Are you saying the rich and obese do nothing for farmers?
"This is why you need to talk less in absolutes. When you say stuff like - money is earned through labor - I can't help but get the impression that you're missing at least 80% of the modern economy." - admin
All truth is absolute, I think you mean universal. 'money is earned through labor' is not a universal. 'all money is earned through labor' is.
In my country most work is a combination of mental and physical. People who don't work at all are few and far between.
"So why is the law of property sacred above the law of humanity in your conception of the principle of liberty?" - admin
The law of humanity sounds like an anti-concept to me. We are human, such cannot be magically condensed into a moral principle. Criminals deserve to be locked up for doing wrong, nobodies evil all the time nor usually corrupt in their motivations; and that is not a requirement.
"But if Bob didn't consent, then by your logic that's theft." -admin
yes.... I was explaining why people would want to imagine that they have been cheated.

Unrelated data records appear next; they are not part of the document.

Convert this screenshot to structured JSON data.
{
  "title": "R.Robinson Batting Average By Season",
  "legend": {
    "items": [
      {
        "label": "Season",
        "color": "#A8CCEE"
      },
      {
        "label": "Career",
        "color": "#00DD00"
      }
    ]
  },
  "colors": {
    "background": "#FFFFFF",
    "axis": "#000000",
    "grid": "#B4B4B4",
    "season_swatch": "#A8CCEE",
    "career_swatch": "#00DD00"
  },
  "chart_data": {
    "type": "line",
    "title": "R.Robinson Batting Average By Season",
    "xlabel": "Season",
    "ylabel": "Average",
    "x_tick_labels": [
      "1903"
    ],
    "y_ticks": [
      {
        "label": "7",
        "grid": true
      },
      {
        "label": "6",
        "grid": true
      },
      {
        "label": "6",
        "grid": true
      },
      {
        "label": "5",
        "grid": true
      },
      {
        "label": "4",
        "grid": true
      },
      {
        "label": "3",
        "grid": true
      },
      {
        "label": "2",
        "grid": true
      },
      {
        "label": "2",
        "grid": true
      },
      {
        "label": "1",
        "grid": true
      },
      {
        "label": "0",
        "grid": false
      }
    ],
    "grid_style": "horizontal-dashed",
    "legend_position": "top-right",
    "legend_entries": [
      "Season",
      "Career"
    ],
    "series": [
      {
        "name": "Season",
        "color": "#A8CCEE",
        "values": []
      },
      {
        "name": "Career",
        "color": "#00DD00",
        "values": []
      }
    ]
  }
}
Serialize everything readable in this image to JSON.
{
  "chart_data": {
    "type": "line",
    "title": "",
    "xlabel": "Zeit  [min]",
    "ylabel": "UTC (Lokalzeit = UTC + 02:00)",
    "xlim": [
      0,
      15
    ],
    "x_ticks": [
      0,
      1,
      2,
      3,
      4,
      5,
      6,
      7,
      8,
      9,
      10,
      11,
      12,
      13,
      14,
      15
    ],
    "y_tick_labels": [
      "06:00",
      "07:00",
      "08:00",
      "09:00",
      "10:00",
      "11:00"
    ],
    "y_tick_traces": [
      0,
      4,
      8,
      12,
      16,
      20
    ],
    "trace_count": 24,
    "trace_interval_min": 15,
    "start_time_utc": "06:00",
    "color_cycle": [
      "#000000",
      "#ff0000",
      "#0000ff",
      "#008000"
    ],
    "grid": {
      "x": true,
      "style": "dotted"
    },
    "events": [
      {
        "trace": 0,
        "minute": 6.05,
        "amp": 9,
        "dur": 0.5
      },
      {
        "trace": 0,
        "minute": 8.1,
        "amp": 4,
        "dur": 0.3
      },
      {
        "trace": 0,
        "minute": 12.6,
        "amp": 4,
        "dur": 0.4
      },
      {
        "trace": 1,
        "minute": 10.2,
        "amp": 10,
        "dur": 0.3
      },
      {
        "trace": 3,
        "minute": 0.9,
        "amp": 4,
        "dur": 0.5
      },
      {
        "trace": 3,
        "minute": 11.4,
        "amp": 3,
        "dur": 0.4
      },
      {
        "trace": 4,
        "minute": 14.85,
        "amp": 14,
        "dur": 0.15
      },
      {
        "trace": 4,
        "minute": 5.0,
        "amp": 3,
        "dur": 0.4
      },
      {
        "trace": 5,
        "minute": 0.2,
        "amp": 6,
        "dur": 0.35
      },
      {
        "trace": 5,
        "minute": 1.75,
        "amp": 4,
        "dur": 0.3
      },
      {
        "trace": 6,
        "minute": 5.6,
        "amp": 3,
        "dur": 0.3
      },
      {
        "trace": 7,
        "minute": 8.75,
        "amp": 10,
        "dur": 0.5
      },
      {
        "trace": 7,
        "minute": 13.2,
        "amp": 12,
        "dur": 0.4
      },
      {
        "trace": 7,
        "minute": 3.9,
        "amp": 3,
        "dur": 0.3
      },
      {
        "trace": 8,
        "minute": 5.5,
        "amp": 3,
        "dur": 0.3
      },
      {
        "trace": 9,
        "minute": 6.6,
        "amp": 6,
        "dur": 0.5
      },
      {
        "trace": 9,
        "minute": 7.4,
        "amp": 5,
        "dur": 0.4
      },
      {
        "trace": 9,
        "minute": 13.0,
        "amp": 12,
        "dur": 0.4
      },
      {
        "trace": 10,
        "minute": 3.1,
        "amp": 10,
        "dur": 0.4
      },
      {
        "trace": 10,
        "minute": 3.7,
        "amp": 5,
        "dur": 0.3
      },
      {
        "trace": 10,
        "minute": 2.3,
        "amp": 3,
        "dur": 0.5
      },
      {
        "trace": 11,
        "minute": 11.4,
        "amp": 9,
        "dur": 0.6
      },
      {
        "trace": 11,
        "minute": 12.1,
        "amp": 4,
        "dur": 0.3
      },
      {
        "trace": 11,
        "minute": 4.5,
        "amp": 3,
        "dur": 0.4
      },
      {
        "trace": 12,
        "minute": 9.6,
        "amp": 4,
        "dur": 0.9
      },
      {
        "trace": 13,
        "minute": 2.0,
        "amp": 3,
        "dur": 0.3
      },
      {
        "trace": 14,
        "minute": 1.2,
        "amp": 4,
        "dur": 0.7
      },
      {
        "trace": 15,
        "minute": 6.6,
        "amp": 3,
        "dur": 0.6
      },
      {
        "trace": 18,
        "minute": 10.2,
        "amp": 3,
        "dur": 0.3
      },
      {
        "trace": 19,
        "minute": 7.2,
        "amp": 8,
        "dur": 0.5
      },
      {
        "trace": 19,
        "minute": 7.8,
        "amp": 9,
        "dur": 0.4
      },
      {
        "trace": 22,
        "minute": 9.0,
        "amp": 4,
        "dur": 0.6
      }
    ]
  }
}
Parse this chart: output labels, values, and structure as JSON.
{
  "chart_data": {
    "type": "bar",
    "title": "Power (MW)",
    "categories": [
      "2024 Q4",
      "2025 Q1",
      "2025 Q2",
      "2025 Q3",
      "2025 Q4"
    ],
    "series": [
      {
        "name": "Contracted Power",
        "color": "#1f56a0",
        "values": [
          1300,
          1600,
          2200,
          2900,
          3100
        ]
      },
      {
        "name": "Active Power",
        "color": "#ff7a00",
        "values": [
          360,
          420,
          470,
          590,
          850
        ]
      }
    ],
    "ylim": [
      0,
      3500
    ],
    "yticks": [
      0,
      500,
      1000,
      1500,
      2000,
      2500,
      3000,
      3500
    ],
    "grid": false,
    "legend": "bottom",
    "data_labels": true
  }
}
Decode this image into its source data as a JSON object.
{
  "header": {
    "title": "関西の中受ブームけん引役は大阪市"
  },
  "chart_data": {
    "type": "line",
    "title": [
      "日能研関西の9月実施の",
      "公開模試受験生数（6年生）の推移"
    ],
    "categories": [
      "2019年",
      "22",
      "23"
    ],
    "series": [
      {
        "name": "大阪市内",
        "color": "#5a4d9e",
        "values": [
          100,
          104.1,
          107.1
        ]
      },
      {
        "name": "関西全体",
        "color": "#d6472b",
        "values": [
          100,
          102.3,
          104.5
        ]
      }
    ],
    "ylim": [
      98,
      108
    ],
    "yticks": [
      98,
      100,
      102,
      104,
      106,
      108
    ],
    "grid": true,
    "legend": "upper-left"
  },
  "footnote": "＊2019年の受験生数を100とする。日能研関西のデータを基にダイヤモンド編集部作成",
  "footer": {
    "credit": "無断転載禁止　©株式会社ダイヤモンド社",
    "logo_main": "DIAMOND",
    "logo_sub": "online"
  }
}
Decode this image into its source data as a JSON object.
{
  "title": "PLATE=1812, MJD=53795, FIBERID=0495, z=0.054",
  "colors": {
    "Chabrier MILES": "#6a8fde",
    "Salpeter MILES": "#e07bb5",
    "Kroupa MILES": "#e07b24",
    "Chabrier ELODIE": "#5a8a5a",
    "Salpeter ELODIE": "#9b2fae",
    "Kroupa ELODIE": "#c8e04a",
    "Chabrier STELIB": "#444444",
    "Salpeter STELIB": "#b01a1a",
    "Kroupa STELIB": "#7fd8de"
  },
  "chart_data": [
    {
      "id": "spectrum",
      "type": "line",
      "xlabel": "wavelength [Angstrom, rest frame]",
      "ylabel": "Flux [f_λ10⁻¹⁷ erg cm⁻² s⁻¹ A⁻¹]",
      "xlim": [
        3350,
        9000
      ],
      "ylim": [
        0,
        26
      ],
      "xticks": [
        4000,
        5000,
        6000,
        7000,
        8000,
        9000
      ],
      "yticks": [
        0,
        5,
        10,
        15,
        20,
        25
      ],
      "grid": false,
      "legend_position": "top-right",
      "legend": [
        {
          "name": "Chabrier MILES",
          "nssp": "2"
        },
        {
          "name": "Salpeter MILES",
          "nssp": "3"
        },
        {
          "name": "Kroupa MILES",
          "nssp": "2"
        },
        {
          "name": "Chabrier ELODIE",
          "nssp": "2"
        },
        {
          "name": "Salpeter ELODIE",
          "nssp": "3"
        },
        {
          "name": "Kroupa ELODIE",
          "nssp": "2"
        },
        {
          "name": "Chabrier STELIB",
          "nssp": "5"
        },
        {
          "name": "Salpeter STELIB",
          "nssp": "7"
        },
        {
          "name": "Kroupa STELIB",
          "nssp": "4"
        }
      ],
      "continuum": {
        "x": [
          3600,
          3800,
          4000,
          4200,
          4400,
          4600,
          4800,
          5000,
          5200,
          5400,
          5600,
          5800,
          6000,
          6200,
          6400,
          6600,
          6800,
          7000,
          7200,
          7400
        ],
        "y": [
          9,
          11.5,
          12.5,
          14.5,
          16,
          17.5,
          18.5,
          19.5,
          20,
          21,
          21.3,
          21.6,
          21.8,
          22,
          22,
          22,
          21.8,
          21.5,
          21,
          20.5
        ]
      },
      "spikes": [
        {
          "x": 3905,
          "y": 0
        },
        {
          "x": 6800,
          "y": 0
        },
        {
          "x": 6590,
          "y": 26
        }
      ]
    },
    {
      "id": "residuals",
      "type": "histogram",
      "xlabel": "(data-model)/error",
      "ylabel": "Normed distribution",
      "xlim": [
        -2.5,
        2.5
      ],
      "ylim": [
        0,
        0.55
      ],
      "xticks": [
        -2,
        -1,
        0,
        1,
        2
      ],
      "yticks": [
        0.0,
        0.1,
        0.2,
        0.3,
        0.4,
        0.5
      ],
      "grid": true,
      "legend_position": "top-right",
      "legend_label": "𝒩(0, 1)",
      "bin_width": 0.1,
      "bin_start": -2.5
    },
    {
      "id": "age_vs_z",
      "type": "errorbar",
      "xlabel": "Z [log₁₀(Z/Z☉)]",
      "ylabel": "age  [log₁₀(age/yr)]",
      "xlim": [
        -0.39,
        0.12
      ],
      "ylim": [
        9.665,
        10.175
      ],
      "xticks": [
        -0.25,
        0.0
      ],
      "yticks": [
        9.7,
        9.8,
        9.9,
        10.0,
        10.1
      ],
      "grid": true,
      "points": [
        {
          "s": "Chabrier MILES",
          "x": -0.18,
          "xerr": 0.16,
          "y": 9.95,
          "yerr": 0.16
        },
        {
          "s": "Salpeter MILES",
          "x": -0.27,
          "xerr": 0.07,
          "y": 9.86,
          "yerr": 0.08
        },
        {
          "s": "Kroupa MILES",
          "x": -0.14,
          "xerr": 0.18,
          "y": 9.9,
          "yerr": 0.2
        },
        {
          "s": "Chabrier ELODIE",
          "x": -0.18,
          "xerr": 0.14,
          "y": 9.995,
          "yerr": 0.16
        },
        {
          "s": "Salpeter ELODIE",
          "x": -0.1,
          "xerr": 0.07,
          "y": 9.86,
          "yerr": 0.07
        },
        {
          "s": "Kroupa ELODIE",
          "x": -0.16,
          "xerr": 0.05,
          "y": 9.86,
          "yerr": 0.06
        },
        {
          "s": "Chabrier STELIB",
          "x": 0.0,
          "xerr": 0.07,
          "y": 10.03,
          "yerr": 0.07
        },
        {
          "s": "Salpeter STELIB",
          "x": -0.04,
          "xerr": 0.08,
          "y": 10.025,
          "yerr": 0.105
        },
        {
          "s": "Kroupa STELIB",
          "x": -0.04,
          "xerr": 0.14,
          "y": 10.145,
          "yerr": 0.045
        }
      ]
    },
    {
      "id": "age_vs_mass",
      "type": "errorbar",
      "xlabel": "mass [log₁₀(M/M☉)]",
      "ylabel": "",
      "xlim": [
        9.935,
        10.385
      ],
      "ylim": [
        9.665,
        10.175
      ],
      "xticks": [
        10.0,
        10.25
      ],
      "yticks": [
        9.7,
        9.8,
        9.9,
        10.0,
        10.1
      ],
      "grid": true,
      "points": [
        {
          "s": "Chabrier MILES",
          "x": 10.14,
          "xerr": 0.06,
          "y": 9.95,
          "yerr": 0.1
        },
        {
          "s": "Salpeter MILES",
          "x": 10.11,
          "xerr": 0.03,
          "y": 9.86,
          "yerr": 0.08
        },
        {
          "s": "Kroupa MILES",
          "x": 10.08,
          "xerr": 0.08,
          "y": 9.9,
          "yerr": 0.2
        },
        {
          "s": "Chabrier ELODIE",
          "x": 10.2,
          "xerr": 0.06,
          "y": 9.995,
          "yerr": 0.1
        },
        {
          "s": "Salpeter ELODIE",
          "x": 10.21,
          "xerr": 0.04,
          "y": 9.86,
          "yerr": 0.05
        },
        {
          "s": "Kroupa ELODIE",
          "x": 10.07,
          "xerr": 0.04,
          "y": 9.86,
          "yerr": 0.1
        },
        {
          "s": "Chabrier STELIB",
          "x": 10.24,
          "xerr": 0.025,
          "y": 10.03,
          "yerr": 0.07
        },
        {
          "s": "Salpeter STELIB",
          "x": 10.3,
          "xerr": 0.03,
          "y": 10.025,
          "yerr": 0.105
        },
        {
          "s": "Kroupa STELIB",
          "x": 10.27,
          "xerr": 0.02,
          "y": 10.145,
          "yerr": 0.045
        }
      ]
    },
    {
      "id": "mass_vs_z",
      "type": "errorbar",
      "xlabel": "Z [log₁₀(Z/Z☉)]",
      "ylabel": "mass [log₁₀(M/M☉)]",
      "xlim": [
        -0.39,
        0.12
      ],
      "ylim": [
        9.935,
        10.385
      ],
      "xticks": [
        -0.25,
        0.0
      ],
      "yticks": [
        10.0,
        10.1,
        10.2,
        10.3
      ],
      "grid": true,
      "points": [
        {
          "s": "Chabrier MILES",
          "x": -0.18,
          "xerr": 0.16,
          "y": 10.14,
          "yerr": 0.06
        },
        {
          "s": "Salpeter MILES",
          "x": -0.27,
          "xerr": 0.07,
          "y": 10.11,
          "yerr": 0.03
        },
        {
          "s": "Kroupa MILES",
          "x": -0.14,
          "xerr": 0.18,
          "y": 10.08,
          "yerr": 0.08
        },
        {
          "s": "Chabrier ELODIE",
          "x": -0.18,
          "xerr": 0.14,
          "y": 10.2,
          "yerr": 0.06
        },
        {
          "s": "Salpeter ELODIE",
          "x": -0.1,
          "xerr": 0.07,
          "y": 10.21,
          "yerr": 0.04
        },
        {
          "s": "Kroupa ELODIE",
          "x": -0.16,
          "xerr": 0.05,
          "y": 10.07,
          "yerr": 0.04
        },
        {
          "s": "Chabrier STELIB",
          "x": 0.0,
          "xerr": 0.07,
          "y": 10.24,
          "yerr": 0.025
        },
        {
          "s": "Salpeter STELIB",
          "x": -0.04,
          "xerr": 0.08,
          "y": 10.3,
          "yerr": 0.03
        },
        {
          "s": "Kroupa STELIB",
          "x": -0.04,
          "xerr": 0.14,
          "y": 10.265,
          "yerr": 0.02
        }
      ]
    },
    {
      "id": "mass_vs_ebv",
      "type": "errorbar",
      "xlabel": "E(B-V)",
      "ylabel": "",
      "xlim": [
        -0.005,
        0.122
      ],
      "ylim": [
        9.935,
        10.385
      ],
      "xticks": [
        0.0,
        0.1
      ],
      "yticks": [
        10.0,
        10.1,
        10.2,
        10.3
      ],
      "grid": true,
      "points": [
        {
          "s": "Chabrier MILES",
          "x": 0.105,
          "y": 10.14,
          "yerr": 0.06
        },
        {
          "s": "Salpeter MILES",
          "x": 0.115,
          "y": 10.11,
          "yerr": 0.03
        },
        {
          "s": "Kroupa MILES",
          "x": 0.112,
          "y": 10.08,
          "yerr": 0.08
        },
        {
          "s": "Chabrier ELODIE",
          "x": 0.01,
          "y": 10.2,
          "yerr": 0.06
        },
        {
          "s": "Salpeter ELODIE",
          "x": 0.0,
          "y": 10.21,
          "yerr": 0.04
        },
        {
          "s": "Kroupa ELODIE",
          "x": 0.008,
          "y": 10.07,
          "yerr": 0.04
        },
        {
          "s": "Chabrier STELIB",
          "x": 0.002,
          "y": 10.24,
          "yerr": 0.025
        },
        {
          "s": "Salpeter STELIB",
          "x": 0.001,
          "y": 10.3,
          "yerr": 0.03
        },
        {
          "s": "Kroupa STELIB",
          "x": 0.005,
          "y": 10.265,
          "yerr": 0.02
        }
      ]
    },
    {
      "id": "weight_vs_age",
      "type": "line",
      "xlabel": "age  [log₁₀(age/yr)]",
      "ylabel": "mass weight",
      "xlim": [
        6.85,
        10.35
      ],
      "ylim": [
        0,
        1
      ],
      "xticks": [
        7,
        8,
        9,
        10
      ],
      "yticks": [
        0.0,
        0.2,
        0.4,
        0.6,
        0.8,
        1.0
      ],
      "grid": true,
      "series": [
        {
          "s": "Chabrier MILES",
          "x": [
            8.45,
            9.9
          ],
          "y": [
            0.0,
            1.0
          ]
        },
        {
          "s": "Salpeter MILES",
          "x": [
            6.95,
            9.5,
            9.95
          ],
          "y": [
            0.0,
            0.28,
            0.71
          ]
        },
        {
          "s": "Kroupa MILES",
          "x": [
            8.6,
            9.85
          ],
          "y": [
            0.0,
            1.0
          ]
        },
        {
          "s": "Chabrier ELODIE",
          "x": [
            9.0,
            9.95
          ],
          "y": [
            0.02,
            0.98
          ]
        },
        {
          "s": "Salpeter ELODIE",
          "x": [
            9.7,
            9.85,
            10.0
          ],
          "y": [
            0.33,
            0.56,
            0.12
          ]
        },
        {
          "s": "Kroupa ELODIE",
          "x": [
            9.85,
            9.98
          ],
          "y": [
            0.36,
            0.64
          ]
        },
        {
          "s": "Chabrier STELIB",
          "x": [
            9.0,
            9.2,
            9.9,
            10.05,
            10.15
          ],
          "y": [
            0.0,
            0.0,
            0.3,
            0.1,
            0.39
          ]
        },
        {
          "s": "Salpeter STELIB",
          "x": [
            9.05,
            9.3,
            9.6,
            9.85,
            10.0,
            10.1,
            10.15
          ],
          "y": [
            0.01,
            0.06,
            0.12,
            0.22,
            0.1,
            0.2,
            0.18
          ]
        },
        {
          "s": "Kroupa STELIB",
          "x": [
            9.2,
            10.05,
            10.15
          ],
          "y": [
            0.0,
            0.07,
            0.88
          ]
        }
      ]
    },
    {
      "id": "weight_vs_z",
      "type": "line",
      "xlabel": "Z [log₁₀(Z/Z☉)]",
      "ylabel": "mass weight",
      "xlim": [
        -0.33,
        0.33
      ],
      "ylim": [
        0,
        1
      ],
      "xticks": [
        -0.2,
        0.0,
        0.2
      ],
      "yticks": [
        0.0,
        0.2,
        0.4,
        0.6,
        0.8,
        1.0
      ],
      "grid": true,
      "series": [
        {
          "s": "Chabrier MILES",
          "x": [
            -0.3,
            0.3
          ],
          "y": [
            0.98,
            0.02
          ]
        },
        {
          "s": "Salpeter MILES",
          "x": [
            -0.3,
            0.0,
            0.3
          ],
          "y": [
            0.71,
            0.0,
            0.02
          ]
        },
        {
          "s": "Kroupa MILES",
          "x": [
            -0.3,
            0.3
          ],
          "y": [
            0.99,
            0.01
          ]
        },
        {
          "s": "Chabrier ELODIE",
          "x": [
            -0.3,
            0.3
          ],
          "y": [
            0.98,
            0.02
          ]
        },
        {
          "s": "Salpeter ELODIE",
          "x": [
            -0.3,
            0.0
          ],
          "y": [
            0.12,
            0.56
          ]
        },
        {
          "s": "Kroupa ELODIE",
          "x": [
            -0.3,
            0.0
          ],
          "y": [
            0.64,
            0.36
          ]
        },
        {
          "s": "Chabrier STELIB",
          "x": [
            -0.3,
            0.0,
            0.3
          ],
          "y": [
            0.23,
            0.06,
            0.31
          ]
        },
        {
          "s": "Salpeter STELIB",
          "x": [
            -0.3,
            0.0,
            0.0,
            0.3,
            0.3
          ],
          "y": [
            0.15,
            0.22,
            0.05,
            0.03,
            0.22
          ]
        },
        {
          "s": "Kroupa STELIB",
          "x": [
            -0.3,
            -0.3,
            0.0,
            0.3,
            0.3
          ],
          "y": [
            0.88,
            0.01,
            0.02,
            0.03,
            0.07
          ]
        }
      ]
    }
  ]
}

"Or are you considering cultural capital here?" - admin
cultural capital?
"That's not what regressive means, and besides, the poor in Russia lived much better than the poor in America." - admin
With your definition of poor, that could be because Russia as a whole was poor.
"That's not true. One can print money a lot easier than one can print wealth. Most of the world's money today is based on fractional reserve banking." - admin
Having what to do with the truth value of my statement?
"We are given money as a sort of ticket for giving up pies we bake, and then use our money to get other pies to eat. When we gave up our pie, we still have that pie's wealth, just converted into money. The money itself acts as a repository for the value of the pie. Our wallets are the central place where we collect and store everything we produce." - admin
Sounds about right, but since the money has no value in of itself it is a medium of exchange. It has value only because it represents a debt which you can cache in for something intrinsically valuable to you.
"Well actually... Bill Gates... Warren Buffet... you know, quite a large proportion of very rich people are in favor of higher taxes." - admin
If they're all so willing to give why aren't they feeding the world as you say they can?